The Philando Castile case made it clear that even a license for a weapon would not protect a black person who wished to exercise the right the NRA called absolutely fundamental to freedom. In 2016, near St. Paul, Minnesota, Castile was pulled over by police and asked for his driver’s license and registration, at which point he sensibly informed them that he had a gun and a license for it, so that they would not think he was reaching for it in attack. This is surely the correct and cautious thing for a gun owner to do when interacting with the police–if, in the NRA’s view, one should have to explain at all. One of the officers immediately fired four bullets into Castile, killing him; his girlfriend and her four-year-old daughter were in the back seat. The NRA responded with a silence that, under pressure, it finally broke to say “The reports from Minnesota are troubling and must be thoroughly investigated,” declining to comment further or even use the victim’s name.

Black people might want to arm themselves in self-defense, especially with killers like Gregory Bush and Dylann Roof gunning for them, but they have to consider the very real possibility that if they are so much as glimpsed carrying a weapon, the police will be called and they will be shot.

But to back up a few years. In the meantime, each mass shooting–now in the hundreds per year–had been met by the NRA’s claim that “The only thing that stops a bad guy with a gun is a good guy with a gun.” And those of us who doubted this wisdom had pointed out that among its many flaws was the question of how police, called to a scene of mayhem, would know that the “good guy with a gun” was a good guy. Wouldn’t they be facing two armed people, with no way of knowing which was the instigator of the crime and which was trying to stop it? Those of us who, furthermore, had been paying attention to the disparity between the NRA’s responses, and police forces’ responses, to black and white gun ownership, thought we knew what the cops would do: if one of the people with a gun were black, they would assume he was the villain, not the hero.

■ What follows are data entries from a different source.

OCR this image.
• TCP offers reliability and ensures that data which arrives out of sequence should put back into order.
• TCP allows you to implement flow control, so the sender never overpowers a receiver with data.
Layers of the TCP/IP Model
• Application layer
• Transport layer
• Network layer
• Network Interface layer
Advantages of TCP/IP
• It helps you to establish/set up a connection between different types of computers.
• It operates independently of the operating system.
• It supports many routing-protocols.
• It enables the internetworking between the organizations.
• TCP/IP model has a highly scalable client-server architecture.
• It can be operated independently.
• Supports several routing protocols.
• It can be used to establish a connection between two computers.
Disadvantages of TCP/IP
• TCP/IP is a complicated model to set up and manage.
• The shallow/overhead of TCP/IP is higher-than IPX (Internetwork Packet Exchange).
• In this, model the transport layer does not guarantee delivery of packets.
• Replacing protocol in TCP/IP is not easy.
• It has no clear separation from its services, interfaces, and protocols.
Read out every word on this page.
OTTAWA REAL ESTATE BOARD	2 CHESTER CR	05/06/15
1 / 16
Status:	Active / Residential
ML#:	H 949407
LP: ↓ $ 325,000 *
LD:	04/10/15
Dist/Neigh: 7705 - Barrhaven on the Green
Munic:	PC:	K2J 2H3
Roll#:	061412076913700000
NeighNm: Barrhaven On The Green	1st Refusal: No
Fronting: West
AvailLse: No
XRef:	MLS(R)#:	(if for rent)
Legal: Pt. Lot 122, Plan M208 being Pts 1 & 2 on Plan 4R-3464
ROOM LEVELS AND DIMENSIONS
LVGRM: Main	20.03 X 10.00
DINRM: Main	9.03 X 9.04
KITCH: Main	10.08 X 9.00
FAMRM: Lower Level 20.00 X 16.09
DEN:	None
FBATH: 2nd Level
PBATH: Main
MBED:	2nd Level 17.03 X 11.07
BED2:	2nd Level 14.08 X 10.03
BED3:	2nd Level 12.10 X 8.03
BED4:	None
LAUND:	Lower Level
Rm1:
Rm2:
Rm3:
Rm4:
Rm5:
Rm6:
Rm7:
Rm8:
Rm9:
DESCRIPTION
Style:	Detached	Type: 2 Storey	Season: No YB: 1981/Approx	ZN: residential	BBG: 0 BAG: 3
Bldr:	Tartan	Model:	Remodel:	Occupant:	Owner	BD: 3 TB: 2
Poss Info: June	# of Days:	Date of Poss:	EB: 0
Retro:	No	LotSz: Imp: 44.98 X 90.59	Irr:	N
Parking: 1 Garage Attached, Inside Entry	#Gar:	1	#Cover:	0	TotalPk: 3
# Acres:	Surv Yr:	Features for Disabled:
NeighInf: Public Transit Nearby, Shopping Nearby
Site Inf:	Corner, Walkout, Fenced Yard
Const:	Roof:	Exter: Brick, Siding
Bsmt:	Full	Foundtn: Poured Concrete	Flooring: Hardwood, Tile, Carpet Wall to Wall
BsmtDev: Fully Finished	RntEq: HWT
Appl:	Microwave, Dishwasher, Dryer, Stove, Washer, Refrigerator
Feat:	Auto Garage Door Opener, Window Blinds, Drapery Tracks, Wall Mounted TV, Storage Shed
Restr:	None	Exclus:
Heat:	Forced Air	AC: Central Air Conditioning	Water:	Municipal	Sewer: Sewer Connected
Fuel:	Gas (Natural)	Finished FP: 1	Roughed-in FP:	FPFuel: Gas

So this week, the killing of security guard Jemel Roberson, taken for a murderer when he tried to stop a crime in the course of his job, was not a surprise. It was the inevitable outcome of the plan that has been unfolding for decades:

(1) arm as many white people as wish to be armed by loosening gun restrictions;

(2) tolerate the summary execution by police (or citizens) of black people who possess a weapon (or a wallet, or a white cellphone, or a hairbrush . . . )

(3) and voila, the Black Panther problem is solved. We now have two categories of US Americans: the “honest citizens” who can–should–go about armed, and the ones for whom bearing arms is certain proof that they are criminals. The armed whites and the disarmed, terrified blacks.

It took a generation for the NRA to solve their conundrum, but they have done it.